To make it easy for people to contribute items, Blood and her colleague - curator Martha Kennedy - have set up a big box where people can deposit things, including information about where and when they collected them.

Kennedy said that it’s a resource that is heavily used by “the youngest colleagues,” but it’s not the only way in which a Good Samaritan can participate in this peculiar collecting task.

“We hardly had anything on Brexit,” said Kennedy, “and so one time my husband was at a conference in London, which coincided with a big anti-Brexit march, and I asked him if he saw a sign, to please bring it home. And he did. It’s a little crushed, but at least we have one!”

The condition of an item, as can be imagined, is an important factor to take into account before a piece is accepted by LC, which each day received some 15,000 items for inclusion on its shelves. But that is not the only factor.

“We have to try and anticipate what the interest (of an item) for researchers might be. What will they want to see, what will they want to explore. Specifically, what historical value will it have,” said Kennedy.

The collection has pieces that have already become symbols - like a Black Lives Matter poster and authentic works of art, such as social posters created by Shepard Fairey, famous for his three-tone portrait of former President Barack Obama.

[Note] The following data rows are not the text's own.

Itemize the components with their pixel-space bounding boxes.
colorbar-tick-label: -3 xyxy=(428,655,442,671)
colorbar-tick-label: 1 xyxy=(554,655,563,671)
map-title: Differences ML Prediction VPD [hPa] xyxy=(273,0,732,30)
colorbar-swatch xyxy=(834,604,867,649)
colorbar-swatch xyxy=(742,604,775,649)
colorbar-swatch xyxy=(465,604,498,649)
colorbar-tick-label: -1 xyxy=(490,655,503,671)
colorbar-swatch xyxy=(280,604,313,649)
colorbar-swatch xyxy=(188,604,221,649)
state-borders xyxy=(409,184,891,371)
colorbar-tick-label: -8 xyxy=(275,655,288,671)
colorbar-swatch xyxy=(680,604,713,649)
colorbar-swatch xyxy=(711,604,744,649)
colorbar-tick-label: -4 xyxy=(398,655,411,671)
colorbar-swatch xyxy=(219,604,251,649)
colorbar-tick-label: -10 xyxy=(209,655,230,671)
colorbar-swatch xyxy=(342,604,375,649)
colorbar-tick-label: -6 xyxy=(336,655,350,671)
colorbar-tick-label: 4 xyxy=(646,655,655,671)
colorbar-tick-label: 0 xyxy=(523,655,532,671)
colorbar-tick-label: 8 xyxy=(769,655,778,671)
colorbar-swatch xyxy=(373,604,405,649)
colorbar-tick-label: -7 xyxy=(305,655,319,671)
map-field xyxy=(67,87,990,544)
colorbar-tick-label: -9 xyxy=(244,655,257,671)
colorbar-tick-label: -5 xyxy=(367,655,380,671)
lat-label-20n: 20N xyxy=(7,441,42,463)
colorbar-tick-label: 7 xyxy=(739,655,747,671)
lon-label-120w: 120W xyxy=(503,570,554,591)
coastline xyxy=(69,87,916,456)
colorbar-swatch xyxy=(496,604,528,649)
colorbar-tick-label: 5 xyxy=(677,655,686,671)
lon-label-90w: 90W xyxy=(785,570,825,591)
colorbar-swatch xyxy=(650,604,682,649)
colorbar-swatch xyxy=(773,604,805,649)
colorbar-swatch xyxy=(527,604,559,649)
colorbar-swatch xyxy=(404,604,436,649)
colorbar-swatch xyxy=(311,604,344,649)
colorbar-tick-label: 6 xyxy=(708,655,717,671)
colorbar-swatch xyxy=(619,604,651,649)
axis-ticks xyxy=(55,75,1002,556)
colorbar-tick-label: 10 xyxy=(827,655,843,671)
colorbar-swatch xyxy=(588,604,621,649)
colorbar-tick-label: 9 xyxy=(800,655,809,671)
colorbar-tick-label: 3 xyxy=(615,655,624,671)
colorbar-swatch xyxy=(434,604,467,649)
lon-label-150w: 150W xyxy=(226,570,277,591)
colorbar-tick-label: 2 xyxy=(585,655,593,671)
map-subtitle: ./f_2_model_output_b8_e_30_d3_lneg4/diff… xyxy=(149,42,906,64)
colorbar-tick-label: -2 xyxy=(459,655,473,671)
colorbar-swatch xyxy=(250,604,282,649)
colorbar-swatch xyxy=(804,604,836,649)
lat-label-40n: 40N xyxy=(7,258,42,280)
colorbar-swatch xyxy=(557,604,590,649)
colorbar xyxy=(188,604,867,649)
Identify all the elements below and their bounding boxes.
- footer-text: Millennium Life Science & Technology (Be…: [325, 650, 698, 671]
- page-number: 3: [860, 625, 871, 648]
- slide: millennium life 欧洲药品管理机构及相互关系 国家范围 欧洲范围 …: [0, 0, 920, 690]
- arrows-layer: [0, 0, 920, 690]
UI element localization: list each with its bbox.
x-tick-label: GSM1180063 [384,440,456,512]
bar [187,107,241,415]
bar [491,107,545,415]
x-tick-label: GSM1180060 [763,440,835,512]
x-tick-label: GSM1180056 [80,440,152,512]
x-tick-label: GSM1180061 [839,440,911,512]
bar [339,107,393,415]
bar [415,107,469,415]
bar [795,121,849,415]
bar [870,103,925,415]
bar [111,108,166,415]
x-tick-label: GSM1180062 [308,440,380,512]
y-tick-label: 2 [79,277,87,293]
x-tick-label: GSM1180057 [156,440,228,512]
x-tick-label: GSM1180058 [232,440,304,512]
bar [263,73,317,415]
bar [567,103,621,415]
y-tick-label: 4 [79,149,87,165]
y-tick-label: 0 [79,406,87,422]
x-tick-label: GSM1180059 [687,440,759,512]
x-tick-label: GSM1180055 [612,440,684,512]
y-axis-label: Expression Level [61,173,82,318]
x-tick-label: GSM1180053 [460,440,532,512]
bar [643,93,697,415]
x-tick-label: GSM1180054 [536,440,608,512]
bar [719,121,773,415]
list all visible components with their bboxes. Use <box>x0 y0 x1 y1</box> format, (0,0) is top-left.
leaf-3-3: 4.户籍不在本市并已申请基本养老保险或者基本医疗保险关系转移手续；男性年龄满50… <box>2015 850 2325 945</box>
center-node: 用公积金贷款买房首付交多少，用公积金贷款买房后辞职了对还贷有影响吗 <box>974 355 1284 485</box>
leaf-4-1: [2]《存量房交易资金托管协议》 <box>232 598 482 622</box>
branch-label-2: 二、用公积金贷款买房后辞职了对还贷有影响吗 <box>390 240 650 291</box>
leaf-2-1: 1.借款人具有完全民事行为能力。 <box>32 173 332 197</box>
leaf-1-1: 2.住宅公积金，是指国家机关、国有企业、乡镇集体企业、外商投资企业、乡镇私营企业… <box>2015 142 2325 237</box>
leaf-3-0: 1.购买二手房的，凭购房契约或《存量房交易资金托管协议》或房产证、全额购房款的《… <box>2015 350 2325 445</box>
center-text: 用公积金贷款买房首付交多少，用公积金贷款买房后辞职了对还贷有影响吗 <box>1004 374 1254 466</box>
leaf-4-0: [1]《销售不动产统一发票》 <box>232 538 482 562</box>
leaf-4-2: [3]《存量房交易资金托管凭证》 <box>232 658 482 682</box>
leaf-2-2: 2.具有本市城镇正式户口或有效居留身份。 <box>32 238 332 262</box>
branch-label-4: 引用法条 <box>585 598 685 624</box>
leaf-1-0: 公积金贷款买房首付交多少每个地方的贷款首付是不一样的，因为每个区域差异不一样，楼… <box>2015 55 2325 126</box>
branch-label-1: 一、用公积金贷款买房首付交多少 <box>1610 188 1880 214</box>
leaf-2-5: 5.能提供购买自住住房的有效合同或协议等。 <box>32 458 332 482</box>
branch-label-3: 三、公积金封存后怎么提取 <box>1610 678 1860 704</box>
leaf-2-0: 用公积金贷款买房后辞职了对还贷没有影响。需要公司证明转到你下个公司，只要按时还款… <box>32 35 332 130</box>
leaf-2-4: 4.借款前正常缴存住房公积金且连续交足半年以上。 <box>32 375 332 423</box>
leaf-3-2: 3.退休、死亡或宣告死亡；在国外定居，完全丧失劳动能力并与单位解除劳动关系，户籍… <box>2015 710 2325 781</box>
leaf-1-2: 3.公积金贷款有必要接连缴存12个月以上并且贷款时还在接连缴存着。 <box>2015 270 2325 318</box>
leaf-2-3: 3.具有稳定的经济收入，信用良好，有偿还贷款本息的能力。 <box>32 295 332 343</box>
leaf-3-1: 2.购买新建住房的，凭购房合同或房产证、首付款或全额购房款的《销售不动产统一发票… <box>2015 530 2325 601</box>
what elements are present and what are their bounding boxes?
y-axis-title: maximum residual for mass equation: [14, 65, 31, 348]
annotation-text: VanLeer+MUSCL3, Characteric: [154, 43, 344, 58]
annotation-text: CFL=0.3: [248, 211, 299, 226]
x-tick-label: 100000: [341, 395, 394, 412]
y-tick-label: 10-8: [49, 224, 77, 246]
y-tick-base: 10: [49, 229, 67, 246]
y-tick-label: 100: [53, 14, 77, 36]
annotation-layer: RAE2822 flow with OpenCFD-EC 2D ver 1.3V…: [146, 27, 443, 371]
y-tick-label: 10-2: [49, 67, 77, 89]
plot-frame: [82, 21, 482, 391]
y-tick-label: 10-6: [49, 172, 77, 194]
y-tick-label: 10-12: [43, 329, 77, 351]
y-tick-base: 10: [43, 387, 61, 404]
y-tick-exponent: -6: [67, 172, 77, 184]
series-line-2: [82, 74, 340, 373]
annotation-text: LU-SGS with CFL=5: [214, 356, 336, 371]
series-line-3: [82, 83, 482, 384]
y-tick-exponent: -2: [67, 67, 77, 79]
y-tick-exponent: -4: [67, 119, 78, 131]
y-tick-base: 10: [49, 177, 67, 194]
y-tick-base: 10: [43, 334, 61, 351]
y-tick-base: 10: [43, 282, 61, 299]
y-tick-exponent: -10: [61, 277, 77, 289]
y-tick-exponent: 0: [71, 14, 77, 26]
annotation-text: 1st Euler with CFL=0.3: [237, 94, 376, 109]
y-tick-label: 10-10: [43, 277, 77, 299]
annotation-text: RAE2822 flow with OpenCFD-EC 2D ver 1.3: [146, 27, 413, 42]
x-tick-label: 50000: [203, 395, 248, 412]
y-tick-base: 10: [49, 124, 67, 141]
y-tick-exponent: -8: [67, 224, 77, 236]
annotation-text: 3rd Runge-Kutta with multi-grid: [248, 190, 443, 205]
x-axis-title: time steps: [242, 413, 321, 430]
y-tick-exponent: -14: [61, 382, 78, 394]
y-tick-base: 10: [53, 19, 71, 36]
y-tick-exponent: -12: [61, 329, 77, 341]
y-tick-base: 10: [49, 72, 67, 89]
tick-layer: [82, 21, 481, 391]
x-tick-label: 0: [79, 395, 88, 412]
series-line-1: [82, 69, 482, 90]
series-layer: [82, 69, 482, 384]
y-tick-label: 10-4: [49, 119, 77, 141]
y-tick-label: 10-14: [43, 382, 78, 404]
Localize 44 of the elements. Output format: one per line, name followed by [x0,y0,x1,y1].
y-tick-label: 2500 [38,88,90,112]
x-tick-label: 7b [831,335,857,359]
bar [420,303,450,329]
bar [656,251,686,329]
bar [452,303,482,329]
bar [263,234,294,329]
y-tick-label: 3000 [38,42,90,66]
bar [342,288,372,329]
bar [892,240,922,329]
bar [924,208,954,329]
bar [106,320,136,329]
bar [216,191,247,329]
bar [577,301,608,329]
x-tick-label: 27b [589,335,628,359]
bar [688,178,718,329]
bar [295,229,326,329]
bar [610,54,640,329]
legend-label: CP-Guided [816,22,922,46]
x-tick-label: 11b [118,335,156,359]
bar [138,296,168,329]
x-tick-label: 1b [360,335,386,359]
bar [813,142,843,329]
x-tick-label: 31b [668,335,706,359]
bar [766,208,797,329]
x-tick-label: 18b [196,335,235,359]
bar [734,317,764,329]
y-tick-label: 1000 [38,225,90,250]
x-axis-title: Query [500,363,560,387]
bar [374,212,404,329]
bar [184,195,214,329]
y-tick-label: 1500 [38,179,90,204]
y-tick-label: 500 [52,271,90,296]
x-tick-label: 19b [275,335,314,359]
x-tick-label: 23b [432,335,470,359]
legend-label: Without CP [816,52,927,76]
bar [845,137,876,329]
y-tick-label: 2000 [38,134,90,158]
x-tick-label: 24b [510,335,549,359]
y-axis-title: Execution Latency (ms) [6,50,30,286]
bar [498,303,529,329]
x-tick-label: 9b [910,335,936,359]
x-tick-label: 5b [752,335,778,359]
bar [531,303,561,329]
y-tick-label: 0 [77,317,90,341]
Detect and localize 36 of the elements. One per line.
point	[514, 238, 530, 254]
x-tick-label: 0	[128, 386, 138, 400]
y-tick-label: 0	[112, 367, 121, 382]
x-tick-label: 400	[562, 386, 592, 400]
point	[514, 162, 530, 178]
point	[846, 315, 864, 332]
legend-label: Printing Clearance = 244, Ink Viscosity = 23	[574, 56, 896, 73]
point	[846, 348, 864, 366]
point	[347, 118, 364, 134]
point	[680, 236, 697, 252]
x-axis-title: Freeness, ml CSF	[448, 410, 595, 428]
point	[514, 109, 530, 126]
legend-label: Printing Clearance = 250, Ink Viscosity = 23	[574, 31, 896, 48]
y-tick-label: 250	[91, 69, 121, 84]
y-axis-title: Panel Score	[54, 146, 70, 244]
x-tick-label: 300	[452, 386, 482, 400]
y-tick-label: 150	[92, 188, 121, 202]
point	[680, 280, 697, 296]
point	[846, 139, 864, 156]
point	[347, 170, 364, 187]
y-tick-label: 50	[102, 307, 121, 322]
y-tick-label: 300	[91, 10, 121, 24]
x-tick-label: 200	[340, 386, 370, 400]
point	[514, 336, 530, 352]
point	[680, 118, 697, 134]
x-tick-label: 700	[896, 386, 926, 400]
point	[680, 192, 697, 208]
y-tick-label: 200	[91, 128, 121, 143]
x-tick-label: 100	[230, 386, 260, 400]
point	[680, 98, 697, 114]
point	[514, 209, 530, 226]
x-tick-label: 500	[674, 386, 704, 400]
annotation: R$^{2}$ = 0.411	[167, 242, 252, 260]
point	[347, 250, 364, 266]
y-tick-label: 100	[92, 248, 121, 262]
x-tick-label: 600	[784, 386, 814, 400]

Some of these works, in fact, are included in the “Art in Action” exhibition on display at this time at LC, a tour of socially relevant artwork by - for instance - Spain’s Francisco Goya and The Washington Post’s iconic cartoonist Herbert Block (or “Herblock”).

Blood said that the holdings also include more humble pieces prepared by hand by common citizens, but with a significant or incisive message.

“The real home run is to get a piece that stands out for its content and artistic value. But the key is collecting works that end up having lasting historic and cultural value. That is the leap of faith,” Blood said.